Le testimonianze di molti che l'hanno accostato concordano nel dichiarare che non prendeva mai decisioni in base all'interesse personale, ma a tutto anteponeva l'osservanza di quei principi di lealtà, di obiettività e di rispetto della verità, ereditati da una discendenza di studiosi, giuristi e ministri del culto.
Attraversò vicissitudini familiari tragiche, sullo sfondo delle altrettanto tragiche sorti della nazione tedesca che tanto amava: un figlio morto durante il primo conflitto mondiale, le due figlie morte di parto e l'ultimo figlio impiccato dai nazisti.

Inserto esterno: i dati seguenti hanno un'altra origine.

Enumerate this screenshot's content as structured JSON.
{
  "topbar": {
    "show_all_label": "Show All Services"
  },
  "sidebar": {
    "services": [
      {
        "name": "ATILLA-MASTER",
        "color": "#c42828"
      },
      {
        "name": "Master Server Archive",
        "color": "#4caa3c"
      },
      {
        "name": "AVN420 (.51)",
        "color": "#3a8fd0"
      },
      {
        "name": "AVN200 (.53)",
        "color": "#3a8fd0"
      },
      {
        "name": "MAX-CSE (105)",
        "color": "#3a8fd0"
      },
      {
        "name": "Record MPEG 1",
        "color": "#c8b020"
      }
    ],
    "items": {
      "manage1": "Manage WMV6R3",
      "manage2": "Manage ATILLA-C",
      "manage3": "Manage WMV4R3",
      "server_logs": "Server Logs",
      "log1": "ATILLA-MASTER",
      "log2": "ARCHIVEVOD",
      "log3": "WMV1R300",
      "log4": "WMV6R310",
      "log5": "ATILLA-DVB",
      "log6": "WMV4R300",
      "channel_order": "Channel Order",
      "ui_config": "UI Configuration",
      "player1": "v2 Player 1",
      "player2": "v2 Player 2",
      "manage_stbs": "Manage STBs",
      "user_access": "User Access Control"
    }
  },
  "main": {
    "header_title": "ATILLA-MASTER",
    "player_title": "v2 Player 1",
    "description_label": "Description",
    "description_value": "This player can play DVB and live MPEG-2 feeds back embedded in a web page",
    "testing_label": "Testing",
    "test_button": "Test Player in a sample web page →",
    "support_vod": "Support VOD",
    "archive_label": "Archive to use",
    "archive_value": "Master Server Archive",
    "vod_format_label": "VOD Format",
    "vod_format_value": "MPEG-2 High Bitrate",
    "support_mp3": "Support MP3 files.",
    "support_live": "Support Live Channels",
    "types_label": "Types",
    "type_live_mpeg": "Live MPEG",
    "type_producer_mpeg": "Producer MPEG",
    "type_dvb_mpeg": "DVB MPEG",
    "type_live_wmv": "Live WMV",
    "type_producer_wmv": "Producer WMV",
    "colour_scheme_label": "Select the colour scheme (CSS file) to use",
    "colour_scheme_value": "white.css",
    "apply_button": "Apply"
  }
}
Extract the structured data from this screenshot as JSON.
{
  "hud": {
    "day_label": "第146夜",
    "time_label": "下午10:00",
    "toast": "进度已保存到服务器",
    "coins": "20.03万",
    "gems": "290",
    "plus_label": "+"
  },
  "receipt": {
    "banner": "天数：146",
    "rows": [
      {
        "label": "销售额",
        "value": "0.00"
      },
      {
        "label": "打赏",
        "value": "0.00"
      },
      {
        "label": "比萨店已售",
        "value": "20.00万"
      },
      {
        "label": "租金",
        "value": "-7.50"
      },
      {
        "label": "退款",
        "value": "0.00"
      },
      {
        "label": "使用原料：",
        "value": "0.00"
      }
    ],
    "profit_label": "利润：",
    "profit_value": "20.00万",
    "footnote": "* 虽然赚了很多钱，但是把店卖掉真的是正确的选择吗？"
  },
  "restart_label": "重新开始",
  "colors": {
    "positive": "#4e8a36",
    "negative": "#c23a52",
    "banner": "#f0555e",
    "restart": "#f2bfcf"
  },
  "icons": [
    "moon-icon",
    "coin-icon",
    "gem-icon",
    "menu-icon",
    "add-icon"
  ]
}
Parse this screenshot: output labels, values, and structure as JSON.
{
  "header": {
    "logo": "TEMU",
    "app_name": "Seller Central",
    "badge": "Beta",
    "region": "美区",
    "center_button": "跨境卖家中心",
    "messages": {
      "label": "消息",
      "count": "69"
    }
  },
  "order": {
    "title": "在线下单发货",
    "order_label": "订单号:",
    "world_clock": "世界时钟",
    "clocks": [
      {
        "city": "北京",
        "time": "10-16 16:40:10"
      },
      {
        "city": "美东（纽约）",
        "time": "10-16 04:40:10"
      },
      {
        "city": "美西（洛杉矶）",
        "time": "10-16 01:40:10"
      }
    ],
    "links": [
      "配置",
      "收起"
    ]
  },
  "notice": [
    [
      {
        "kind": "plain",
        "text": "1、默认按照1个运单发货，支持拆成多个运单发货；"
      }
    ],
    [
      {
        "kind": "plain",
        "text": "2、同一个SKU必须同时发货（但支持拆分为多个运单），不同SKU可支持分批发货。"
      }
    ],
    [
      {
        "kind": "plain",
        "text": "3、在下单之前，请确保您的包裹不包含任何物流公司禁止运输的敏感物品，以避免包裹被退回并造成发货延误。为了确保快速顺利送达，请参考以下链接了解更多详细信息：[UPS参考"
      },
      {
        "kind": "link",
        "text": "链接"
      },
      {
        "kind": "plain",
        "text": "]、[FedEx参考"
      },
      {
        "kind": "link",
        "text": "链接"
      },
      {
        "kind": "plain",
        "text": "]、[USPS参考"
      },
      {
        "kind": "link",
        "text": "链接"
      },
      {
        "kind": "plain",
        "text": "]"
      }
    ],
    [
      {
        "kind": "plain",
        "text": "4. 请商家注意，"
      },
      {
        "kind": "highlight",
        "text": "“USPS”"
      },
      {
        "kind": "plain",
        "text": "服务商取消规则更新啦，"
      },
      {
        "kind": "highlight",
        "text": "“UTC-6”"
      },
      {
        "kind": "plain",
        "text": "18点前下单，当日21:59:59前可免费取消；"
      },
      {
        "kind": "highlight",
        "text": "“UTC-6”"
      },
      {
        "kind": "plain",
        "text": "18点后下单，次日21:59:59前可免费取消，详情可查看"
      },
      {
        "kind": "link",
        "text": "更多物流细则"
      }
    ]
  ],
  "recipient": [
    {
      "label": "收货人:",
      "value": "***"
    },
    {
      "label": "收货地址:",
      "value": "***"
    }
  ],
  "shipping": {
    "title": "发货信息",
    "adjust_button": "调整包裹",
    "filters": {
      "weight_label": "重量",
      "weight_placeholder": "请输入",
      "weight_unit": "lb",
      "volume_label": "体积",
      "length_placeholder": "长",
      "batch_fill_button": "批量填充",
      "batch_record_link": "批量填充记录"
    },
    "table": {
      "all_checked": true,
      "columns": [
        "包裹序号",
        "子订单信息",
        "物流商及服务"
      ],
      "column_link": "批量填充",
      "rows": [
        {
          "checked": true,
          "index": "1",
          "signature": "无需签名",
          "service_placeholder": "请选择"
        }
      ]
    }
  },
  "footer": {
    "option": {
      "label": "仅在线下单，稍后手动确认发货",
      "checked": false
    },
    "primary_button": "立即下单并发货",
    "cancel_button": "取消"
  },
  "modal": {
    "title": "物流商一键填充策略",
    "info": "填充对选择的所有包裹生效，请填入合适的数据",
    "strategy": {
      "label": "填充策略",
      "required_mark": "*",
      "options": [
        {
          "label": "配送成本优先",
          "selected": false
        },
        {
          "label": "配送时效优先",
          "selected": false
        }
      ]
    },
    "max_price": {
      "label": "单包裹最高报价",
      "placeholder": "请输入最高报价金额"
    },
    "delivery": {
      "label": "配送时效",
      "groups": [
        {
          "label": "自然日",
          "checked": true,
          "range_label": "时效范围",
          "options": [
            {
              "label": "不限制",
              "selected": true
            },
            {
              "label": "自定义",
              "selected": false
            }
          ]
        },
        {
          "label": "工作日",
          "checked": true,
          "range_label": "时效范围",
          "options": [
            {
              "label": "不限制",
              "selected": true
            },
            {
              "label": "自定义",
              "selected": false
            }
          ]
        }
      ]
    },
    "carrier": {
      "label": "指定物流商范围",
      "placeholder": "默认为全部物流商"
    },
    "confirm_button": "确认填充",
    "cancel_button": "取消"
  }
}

Solo in quest'ultima circostanza restò abbattuto e perse quell'ottimismo che invece aveva contrassegnato tutte le altre vicende; fino ad allora, era sempre riuscito a trovare la forza d'animo per rispettare gli impegni assunti, anche nei momenti di difficoltà personale.
Data la sua posizione di simbolo della scienza tedesca, si trovò ad affrontare situazioni delicate e fu posto di fronte a numerosi dilemmi. Un recente libro dello storico americano John L. Heilbron, li ricostruisce nei particolari cercando di esplicitare le motivazioni delle sue scelte, non sempre apprezzate dai colleghi; soprattutto nel periodo nazista, quando Planck decise di non dichiarare pubblicamente il suo dissenso, ma di sfruttare la sua posizione per salvare il salvabile. Per discutibili che fossero le sue decisioni, apparenti cedimenti di fronte al regime, risulta chiaro come in lui era sempre una ragione di ordine superiore a prevalere, e mai giunse a compromessi con la propria coscienza.

«Un rivoluzionario contro voglia»
Con questa definizione lo presenta Emilio Segrè, riferendosi al contributo portato da Planck alla scienza del '900.
La sua attività scientifica è stata infatti contrassegnata da un sorprendente paradosso. Legato com'era a una visione tradizionale della scienza, si è trovato a introdurre il concetto più rivoluzionario della scienza contemporanea, il quanto d'azione, inaugurando una nuova branca della fisica: la fisica quantistica.
Anche questa non fu una decisione facile. Per anni, come lui stesso racconta, ha tentato di spiegare certi fenomeni singolari in base ai concetti classici. Fu «costretto» a introdurre la discontinuità quantistica, proprio all'alba del nuovo secolo; e in seguito si sforzò inutilmente di ricondurre la nuova fisica entro le interpretazioni tradizionali.
Ma ciò non fa che riproporre quella categoria costante del suo pensiero, che lo guidava anche nelle scelte non scientifiche: il rispetto della verità. Fu lo stesso criterio che lo rendeva capace di abbandonare un'ipotesi quando la riconosceva falsa, e di riconoscere quanto di buono vi era nelle scoperte e nelle idee degli altri. Grande fu, ad esempio, la sua ammirazione per le teorie di Einstein, del quale divenne amico nonostante le profonde divergenze in materia politica.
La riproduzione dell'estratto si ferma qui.